I am facing some weird kind of error in my pipeline. I am using bash scripting component along with python script and other data load, data transfer components. All the components are using the service account which i have used while configuring my environment. However, the bash script is using some random service account.
Error occurred in bash script: AccessDeniedException: 403 matillion-dev-sa@blah.iam.gserviceaccount.com does not have storage.objects.list access to the Google Cloud Storage bucket.
Error occurred in data transfer component :
403 Forbidden
...
"error": {
"code": 403,
"message": "abc-matillion-sa@blah.iam.gserviceaccount.com does not have storage.objects.delete access to the Google Cloud Storage object.",
...
The service account currently configured in environment is abc-matillion-sa.
Has anybody faced this issue anytime? Any idea whats going wrong?
I am completely guessing here but I am wondering if for some reason Bash scripts default to use the service account tied to the Matillion instance itself? If so, you could give that service account the appropriate access to the Storage bucket in question. I typically do everything in Python (which is an option) as it's much more flexible and portable later but that's just my preference. This could be why I haven't seen this issue before.

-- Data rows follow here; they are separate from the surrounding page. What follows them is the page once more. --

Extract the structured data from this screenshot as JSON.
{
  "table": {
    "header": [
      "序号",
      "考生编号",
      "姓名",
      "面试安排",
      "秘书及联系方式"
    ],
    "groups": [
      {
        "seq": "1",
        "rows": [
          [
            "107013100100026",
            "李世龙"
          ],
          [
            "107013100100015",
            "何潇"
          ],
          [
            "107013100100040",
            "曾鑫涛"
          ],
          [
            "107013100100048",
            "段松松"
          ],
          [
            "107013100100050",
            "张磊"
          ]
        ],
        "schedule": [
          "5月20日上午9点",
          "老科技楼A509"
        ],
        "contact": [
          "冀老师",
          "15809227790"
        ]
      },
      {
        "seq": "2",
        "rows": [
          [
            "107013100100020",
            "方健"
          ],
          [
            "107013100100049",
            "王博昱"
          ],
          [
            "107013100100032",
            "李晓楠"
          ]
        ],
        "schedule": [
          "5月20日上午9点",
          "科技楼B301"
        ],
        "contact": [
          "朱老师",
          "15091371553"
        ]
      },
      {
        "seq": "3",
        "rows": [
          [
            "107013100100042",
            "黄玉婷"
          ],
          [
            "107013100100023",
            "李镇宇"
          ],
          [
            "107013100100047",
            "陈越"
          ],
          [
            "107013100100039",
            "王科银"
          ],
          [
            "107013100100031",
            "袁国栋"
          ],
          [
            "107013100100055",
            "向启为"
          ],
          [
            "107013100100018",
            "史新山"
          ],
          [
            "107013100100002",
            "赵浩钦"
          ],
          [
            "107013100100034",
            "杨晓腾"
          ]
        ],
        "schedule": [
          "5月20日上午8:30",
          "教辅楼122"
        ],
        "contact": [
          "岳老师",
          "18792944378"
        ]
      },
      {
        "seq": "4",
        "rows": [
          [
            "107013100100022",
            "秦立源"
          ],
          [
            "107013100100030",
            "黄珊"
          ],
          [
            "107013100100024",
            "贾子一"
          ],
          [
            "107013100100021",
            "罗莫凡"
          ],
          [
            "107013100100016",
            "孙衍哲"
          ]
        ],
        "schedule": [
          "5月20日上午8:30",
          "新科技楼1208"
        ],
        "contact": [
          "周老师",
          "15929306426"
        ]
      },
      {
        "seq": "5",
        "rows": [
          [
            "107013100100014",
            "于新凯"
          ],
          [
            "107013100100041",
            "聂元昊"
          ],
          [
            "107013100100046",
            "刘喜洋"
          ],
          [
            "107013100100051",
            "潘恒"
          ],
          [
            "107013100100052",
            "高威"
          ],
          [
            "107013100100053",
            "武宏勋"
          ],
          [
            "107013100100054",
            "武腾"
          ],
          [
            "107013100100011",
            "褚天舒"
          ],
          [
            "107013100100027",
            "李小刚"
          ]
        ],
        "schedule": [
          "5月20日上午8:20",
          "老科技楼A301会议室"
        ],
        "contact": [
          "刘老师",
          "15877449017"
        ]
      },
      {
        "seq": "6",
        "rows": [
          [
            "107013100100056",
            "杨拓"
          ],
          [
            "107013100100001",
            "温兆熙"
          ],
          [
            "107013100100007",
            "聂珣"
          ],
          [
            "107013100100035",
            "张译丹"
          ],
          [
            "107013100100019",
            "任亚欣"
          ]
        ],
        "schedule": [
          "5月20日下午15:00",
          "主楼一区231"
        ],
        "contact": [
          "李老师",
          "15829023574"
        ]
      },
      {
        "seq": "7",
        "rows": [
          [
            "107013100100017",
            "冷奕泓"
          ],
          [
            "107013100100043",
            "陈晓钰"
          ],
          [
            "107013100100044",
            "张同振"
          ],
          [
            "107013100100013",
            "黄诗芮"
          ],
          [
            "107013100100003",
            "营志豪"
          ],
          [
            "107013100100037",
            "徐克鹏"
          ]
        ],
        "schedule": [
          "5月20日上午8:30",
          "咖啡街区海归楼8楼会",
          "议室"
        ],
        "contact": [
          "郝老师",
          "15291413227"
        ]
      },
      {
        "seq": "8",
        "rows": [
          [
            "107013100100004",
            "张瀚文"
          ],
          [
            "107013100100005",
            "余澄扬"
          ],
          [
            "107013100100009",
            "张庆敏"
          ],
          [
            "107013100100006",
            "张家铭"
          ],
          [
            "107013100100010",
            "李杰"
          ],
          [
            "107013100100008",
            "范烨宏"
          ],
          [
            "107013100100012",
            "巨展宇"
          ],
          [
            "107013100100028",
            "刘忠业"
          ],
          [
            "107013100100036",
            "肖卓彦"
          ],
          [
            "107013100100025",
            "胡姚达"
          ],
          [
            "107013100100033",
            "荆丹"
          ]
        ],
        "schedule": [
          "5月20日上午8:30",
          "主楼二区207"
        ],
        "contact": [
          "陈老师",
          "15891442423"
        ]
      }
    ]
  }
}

Another option maybe to set the credentials explicitly before the call is made and see if that fixes it. I'm not saying you should have to do this but it would confirm the issue. If this approach does fix the problem, it may be worth reaching out to support and confirming that it's supposed to work that way. If they confirm, I would post an idea on the ideas portal that speaks to having the credentials in the environment tied to and set before any bash scripts run.